What distribution looks like in a small town

I run my business from St. Thomas, Ontario. It is not San Francisco. There is no venture ecosystem. The chamber dinner is the quarterly event that matters. Half of the introductions I've made in the last year happened because somebody saw me at an event, remembered a conversation from three months earlier, and walked a stranger over to meet me.

That entire motion runs on something AI cannot do for you. Somebody in your community has to think of you when a need comes up. They will not think of you because of a search-engine ranking. They will think of you because you showed up to the thing. Because you followed through when nobody was watching. Because you were useful once, for free, and they remembered.

In a small town that stuff doesn't compound in months. It compounds in years. It is also very hard to fake, because the community knows who actually shows up and who just posts about showing up.

Why this isn't a small-town quirk

You might read the above and think it only applies to places like St. Thomas. I don't think that's true.

Every industry has a version of the small town. Real estate brokers have their regional board. Contractors have their suppliers and their site-visit chain. Accountants have the two or three lawyers and bankers who refer them. Even in big cities, the real distribution for a service business is a network of maybe fifty people who trust you enough to hand you their clients. That network is your moat. AI does not get you in. It might help you serve the network better once you are in.

The technology flattens the product. The relationship is what survives.

Warm charcoal map sketch of a small Ontario town with amber light threads connecting a chamber of commerce building to a community centre and local storefront while a massive faint purple AI factory in the upper corner has no threads reaching the town
The factory on the horizon can produce infinite output. None of its output gets into the town without a thread.

AI scales the work, not the relationship

Here's where I think Dheer's essay lands particularly hard for people like me.

My AI infrastructure lets me do more for the people I already know. It drafts faster. It researches faster. It lets me respond at three in the morning when I happen to be up, which the person on the other end notices. The thing it does not do is make strangers trust me.

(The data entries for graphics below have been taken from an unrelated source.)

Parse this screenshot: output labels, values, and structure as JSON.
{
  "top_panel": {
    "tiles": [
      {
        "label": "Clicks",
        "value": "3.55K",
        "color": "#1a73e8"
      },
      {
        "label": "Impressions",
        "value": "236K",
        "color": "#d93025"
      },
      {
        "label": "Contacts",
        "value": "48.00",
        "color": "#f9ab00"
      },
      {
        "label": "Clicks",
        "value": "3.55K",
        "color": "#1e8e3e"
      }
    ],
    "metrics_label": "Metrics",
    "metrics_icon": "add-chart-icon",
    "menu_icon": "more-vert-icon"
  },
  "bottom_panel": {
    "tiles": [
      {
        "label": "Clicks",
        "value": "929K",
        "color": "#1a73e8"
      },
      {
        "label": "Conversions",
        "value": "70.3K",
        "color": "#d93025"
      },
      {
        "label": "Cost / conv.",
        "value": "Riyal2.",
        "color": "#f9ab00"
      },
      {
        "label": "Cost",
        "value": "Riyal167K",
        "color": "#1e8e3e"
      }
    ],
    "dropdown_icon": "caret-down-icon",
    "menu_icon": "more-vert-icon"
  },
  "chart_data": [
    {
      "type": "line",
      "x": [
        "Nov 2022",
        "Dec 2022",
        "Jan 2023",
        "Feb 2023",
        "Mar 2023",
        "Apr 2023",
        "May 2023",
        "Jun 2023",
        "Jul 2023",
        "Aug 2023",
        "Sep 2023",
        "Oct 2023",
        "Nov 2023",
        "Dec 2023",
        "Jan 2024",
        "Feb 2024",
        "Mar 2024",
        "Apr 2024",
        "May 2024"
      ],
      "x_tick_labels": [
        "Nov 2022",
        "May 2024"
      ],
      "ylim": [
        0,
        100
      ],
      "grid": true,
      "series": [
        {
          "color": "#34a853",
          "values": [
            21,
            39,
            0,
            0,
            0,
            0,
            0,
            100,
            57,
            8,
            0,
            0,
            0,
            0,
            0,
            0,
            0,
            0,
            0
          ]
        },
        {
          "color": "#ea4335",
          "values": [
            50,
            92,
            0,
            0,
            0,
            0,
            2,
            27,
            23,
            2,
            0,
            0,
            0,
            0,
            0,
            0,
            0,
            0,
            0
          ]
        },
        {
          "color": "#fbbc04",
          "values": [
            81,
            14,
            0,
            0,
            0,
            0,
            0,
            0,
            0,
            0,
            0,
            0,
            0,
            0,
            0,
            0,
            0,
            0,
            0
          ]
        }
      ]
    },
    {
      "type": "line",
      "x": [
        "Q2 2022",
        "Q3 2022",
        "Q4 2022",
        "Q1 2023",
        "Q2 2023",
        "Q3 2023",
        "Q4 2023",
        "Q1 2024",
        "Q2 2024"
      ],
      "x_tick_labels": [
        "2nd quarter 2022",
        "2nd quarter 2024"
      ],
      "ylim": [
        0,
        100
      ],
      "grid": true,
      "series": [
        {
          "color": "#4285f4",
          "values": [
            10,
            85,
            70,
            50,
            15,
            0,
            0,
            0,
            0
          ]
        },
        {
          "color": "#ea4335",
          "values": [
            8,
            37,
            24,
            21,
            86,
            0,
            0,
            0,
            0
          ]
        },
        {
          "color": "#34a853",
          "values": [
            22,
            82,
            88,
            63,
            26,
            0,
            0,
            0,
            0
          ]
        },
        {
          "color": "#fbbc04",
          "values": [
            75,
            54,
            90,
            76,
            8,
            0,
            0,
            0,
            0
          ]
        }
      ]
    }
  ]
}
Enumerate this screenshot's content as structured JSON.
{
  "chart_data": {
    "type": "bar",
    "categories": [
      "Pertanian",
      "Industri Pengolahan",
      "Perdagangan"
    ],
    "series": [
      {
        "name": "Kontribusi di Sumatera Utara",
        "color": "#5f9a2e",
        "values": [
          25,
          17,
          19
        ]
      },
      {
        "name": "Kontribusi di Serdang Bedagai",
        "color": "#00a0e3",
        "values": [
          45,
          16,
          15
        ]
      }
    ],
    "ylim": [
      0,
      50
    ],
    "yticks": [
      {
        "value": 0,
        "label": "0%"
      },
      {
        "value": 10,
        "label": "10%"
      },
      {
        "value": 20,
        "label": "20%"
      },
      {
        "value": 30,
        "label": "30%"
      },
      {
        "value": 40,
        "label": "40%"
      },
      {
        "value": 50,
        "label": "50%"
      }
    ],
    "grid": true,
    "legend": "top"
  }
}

That still takes time, reliability, and showing up.

I've watched operators try to skip that step. They point an AI at a list of strangers and fire. They scale the bad version of outreach. The response rate does not go up, because the bottleneck was never "send more." It was always "be worth receiving."

If you are going to scale anything with AI, scale the thing your existing network already wants more of. Scale the followups you usually forget. Scale the research they asked you to do. Scale the second draft of the proposal so you have time to have coffee with them before you send it. That is AI serving distribution. The other way around does not work.

An agent whose only job is to give

A couple of nights ago I built a small agent I named Gabriel. His job is to find one non-profit or community organization in the region each day, research one concrete thing they need, and quietly help. No pitch. No follow-up. No tracking. If the help gets used, good. If it doesn't, also good.

I did not build Gabriel as a distribution strategy. I built him because it felt right. But the more I sit with it, the more I notice that Gabriel is the only piece of software I've ever built that maps cleanly onto the moat Dheer is talking about. He is not scaling outreach. He is scaling showing up. Those are not the same thing, and the small-town version of me knows exactly which one actually moves the needle.

What I take from all of this

If your work depends on a stream of new humans trusting you, AI is not your moat. Your moat is the week you spent helping someone for free, the year you spent showing up to events, and the time you picked up the phone when you didn't feel like it.

AI can make every one of those things less expensive in time and energy. That is real. Just don't confuse the force multiplier with the thing it is multiplying. Take the cheaper time AI gives you and put it into the relationship layer. That is the one part nobody else can replicate.